Once upon a time I was coding a program to fill out online forms for me. To learn exactly how my browser was handling the POSTs, and cookies, and whatnot, I installed WireShark ( http://www.wireshark.org/ ), a network sniffer. This application allowed me to view, chunk by chunk, the data that was being sent and received on the IP and hardware level.
You might consider trying out a similar program and comparing the network flow. This might highlight differences between what your browser is doing and your script is doing.
After seeing multiple requests from an odd non-browser User-Agent string, it's possible that they are blocking users not being referred to from the site. For example, PHP has a feature called $_SERVER['HTTP_REFERRER'] IIRC, which will check the page which reffered the user to the current one. Since your program is not including one in the User-Agent string (you are trying to directly access it) it is very possible they are preventing you access based upon that. Try adding a referrer into the headers of your http request and see how it goes. (preferably a page which links to the one you're trying to access)

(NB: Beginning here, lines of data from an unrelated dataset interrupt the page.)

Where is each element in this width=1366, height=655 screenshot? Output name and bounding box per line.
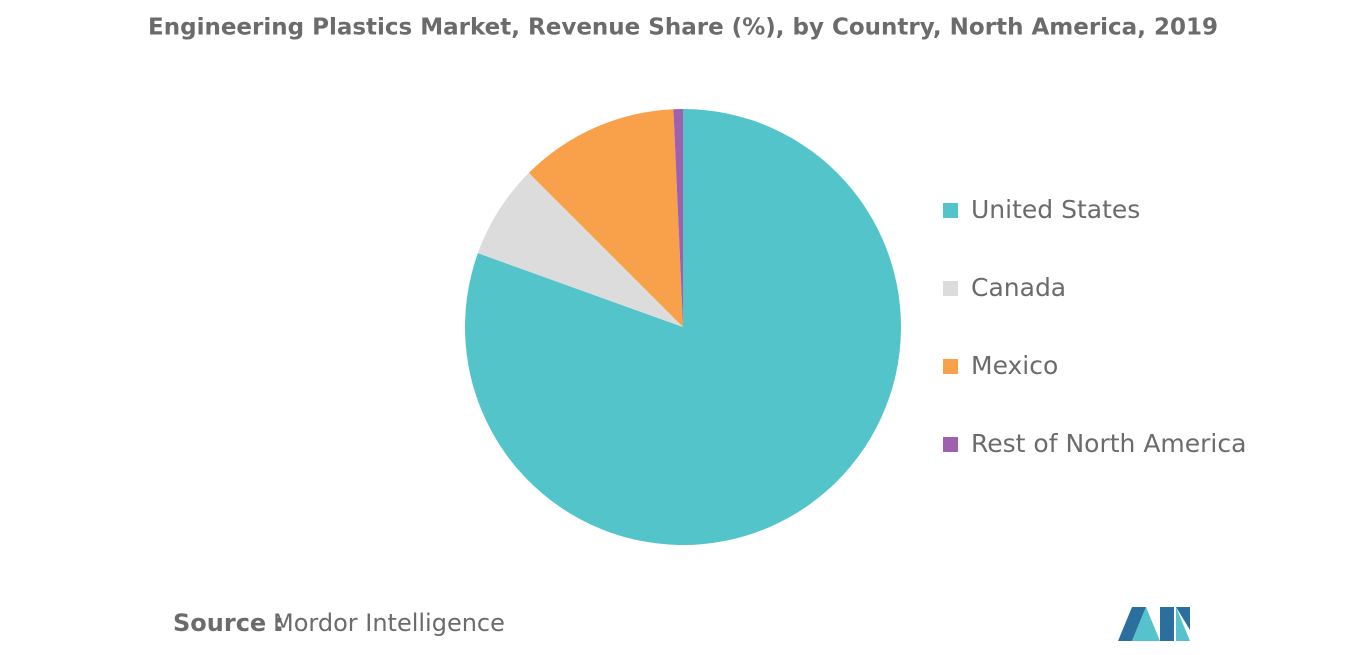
legend-label: Canada xyxy=(971,273,1066,302)
source: Mordor Intelligence xyxy=(273,609,505,637)
pie-slice xyxy=(477,172,683,327)
pie-slice xyxy=(465,109,902,545)
source-label: Source : xyxy=(173,609,284,637)
chart-title: Engineering Plastics Market, Revenue Sha… xyxy=(148,15,1218,41)
pie-slice xyxy=(528,109,683,328)
legend-swatch xyxy=(943,359,958,374)
logo xyxy=(1118,607,1190,641)
legend-swatch xyxy=(943,281,958,296)
legend-label: Rest of North America xyxy=(971,429,1246,458)
legend-label: Mexico xyxy=(971,351,1058,380)
pie-slice xyxy=(673,109,683,327)
legend-swatch xyxy=(943,437,958,452)
legend-label: United States xyxy=(971,195,1140,224)
legend-swatch xyxy=(943,203,958,218)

http://whatsmyuseragent.com/ can assist you in building your spoofed user agent.
you then build headers like so...
headers = {"Content-type": "application/x-www-form-urlencoded",
"Accept": "text/plain"}
and then send them as an additional parameter with your HTTPConnection request...
conn.request("POST", "/page/on/site", params, headers)
see the python doc on httplib for further reference and examples.